Hundreds of youth gathered Friday to mark the 1992 ethnic cleansing against non-Serbs in Prijedor, one of the deadliest episodes of the Bosnian war, in an unprecedented commemoration attended by members of the local Serb community, AFP reports.
"This is the first time in Bosnia that we try to show to political officials and citizens that the time has come to have a better society," said Drazana Lepir, who travelled to this northwestern town from Banja Luka, capital of Bosnia's Serb-run entity Republika Srpska.
"Our message will probably touch rather citizens than politicians. But I think that youth is the power. Seeing how many of them came today to support this initiative, I think we are on the right path," the Bosnian Serb told AFP.
In the first months of the 1992-1995 conflict, 3,227 Muslims and Croats, including 228 women and 123 children, were killed in Prijedor, according to the local association Izvor.
To pay homage to the victims, several hundred people, mainly youths, marched through the centre of Prijedor wearing white armbands similar to those the Serbs ordered Croats and Muslims to wear as of May 31, 1992.
Non-Serbs were also ordered to hang a white cloth outside their homes on that date, marking the beginning of a months-long campaign of expulsions, arrests and executions.
After Bosnian Serb forces took control in the region of Prijedor in April 1992, non Serbs were hunted and killed. Several thousand people were imprisoned in detention camps.
The first images of skeletal detainees in the camps emerged in August 1992 and attracted the world's attention to the campaign of ethnic cleansing in Bosnia.
"I remember that day, May 31, 1992. I wore a white armband just like this one at the time," Rifet Alejsic, a 73-year old Muslim inhabitant of Prijedor, said during the procession.
The youths in Friday's procession also carried 123 roses, one for every child who was killed or went missing during the Prijedor massacres.

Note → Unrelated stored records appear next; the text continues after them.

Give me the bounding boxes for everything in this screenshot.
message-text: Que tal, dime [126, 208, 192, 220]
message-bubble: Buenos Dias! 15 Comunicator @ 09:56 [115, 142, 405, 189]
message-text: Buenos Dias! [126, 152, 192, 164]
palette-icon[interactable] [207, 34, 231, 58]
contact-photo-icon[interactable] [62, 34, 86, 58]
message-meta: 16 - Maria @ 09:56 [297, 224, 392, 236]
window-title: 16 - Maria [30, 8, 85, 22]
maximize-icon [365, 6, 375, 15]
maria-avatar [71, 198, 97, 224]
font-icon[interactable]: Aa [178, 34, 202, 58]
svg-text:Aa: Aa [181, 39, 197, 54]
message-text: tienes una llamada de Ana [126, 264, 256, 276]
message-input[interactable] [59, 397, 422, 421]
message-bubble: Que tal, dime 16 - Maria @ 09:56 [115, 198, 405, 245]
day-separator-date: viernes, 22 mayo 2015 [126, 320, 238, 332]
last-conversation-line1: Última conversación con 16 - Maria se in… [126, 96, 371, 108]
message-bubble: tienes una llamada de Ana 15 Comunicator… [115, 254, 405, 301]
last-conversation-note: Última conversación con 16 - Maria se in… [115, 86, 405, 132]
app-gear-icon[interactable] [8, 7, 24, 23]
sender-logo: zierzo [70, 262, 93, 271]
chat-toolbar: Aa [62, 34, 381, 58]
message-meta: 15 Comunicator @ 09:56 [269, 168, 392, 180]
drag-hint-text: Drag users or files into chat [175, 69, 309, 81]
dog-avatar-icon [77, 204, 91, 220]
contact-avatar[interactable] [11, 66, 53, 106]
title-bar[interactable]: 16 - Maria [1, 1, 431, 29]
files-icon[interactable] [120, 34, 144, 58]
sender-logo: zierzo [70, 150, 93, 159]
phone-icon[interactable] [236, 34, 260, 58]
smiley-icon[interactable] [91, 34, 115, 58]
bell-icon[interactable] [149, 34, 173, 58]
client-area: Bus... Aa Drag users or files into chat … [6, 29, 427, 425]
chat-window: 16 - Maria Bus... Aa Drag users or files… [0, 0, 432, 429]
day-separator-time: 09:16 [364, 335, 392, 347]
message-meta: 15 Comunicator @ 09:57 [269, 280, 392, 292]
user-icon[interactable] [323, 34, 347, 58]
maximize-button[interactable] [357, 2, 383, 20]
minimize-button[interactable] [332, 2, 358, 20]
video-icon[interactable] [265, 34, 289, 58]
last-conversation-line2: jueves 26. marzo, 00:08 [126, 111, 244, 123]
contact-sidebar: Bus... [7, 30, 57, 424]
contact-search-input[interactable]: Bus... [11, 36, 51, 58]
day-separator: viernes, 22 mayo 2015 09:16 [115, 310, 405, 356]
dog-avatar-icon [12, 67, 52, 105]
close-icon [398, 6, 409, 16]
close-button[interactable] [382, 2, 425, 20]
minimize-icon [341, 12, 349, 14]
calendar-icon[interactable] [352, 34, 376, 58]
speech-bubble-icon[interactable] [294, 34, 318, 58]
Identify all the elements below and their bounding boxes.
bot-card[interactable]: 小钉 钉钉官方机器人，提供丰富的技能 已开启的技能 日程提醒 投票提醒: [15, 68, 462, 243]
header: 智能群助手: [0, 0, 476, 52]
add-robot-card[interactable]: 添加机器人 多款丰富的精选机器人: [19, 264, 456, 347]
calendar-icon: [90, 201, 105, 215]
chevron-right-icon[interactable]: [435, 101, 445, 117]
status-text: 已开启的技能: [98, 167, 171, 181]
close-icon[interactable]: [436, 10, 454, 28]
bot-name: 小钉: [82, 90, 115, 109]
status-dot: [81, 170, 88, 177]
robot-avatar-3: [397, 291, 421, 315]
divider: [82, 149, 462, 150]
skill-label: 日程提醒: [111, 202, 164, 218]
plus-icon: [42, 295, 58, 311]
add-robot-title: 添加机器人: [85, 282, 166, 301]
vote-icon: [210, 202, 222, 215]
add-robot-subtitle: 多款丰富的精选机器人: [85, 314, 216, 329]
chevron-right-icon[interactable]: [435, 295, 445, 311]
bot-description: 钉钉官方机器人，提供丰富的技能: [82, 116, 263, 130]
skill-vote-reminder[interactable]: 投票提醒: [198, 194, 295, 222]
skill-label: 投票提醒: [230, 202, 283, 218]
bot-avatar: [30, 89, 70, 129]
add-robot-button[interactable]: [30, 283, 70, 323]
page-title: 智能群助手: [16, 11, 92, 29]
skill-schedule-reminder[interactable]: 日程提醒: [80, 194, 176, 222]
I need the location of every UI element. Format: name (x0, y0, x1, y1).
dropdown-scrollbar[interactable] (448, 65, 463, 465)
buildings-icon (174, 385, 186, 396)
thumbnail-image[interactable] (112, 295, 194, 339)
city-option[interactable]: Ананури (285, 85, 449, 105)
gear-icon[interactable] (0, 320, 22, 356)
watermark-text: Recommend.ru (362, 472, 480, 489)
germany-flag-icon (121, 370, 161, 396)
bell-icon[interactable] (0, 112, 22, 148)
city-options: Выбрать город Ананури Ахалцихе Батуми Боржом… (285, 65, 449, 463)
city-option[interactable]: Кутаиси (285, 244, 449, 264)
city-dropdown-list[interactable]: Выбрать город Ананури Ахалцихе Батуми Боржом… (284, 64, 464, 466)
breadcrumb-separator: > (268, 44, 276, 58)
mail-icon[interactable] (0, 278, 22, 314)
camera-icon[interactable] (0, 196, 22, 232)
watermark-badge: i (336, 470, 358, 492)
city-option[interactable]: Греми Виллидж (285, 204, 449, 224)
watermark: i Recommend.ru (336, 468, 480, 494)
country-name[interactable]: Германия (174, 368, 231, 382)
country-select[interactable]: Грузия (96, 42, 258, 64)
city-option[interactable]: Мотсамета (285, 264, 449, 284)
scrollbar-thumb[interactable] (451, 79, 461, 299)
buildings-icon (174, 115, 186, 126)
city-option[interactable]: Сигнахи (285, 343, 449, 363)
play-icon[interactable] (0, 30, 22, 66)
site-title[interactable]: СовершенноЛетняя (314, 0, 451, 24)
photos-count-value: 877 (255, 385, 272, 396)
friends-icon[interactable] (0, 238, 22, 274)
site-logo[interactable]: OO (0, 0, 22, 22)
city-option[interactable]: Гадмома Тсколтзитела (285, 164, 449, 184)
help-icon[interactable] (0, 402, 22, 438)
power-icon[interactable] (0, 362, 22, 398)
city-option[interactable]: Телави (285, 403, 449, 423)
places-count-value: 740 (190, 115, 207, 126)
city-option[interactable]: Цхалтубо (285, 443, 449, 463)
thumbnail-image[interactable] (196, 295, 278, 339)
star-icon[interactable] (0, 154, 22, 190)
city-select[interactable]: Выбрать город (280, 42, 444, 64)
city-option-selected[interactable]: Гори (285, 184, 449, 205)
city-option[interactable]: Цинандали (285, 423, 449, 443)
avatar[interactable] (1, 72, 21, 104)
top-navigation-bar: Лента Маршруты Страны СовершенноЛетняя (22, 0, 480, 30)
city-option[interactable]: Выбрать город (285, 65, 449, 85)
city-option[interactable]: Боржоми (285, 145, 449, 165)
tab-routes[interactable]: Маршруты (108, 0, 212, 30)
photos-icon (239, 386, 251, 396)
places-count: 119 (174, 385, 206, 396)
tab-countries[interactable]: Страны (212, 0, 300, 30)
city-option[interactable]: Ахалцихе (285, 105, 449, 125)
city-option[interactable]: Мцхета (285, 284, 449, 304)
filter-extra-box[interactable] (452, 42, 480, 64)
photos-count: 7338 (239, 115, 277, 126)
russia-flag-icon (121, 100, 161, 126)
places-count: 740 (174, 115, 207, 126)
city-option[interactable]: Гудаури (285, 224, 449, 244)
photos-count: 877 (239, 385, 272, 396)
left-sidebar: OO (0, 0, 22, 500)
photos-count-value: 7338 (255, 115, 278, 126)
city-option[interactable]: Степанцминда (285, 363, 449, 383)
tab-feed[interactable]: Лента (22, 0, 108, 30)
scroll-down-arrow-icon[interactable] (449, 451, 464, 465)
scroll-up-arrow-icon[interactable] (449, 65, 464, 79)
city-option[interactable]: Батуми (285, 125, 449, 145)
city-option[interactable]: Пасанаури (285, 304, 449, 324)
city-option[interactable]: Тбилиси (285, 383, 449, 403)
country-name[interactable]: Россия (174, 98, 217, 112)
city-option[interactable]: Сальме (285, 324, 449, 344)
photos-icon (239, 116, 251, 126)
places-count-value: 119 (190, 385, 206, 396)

They laid the flowers on the pavement in the shape of a memorial which they have long campaigned for but whose construction has been denied by the authorities.
"Local authorities have prevented victims' families from visiting the sites of the detention camps," said Tijana Cvjeticanin, a member of the "Because It Concerns Me" group that organised the commemoration.
"One of those sites, a steel mine in Omarska, is controlled by (steel giant) ArcelorMittal. The owner does not allow victims' relatives free access," she said. "Therefore, we demand the local authorities allow the construction of a monument in downtown Prijedor."
Several former Bosnian Serb military and political officials were sentenced by international or local justice for their role in the crimes committed in Prijedor.
The mayor of Prijedor at the time, Milomir Stakic, was jailed in 2006 for 40 years. Zeljko Mejakic, a commander of the Omarska death camp, where several hundred prisoners were killed, was sentenced in 2009 to 21 years in prison.
The war in Bosnia claimed some 100,000 lives and displaced more than two million people, almost half of the pre-war population.